Makes around 20 small cups:
125g roasted salted cashews
150g  vegan dark chocolate
(some silicone chocolate moulds and/ or mini cupcake cases)
  • Make the filling by putting the nuts into a food processor and leaving it running until they form a buttery ball, a little firmer than regular nut butter (so don't overdo it).
  • Melt the chocolate. I didn't bother to temper it first, although by the end of the whole process re-warming it probably did that job. Using a pastry brush, carefully coat the inside of your moulds and let it set. Build up 2 or 3 layers to make a strong shell.
  • When the shells are set, fill them with the cashew butter. 
  • Spread the remaining melted chocolate evenly over the top of the cashew butter and decorate with a few nuts if you like. Wait patiently for the cups to harden fully before carefully removing them from the moulds.





Monday, 11 November 2013

What does a week's worth of fruit and veg look like?


We went to our local fruit and veg market on Saturday and came back with what seemed like quite a large haul of produce. It will probably take 5 of us about 7-10 days to get through all of it, though. I couldn't wait for daylight to photograph the beautiful fruit, glossy green avocados and vibrant vegetables. Amongst this lot there are salads for packed lunches, chunky weekend soups, spicy curries, colourful sauces and who knows what else...

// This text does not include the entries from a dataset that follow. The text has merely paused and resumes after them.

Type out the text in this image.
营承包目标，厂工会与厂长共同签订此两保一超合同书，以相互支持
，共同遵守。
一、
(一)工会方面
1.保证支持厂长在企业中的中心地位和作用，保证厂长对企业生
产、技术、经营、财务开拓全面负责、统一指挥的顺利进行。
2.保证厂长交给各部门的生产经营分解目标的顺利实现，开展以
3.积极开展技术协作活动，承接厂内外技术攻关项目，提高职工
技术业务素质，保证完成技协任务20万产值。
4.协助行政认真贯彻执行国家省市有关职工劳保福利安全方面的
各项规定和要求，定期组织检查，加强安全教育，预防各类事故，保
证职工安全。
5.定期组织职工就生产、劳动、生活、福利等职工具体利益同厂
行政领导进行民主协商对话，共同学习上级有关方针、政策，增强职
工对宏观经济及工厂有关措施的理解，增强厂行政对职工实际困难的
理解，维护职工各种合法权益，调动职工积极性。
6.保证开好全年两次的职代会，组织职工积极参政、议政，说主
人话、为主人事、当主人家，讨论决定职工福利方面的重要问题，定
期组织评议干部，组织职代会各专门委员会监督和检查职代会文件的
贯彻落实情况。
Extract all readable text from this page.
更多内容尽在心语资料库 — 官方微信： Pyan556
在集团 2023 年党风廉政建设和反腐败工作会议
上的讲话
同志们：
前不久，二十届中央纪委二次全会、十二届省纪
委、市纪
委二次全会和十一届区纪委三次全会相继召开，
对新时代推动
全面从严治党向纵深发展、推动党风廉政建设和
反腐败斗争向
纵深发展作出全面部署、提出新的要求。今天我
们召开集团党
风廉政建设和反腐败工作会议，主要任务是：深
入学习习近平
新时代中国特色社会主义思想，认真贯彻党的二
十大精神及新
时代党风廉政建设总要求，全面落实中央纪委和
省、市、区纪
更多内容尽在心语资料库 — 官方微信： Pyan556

We still have our own pumpkins, kadoo, beetroot, potatoes and parsnips but apart from that all the fruit and veg we bought is- unfortunately- not organic. And we couldn't resist some of the exotic stuff like white sweet potatoes, avocados, plantain and mangoes so I'm afraid we clocked up a fair few food miles as well. Now I'm starting to feel a little sheepish, but I remind myself that we are doing our best. We grow what we can and buy the best we can afford. (All that produce we bought cast less than £45). What about you? How much fruit and veg do you and your family get through? Is it expensive where you live?Where is it from? Where do you stand in the organic versus non- organic debate?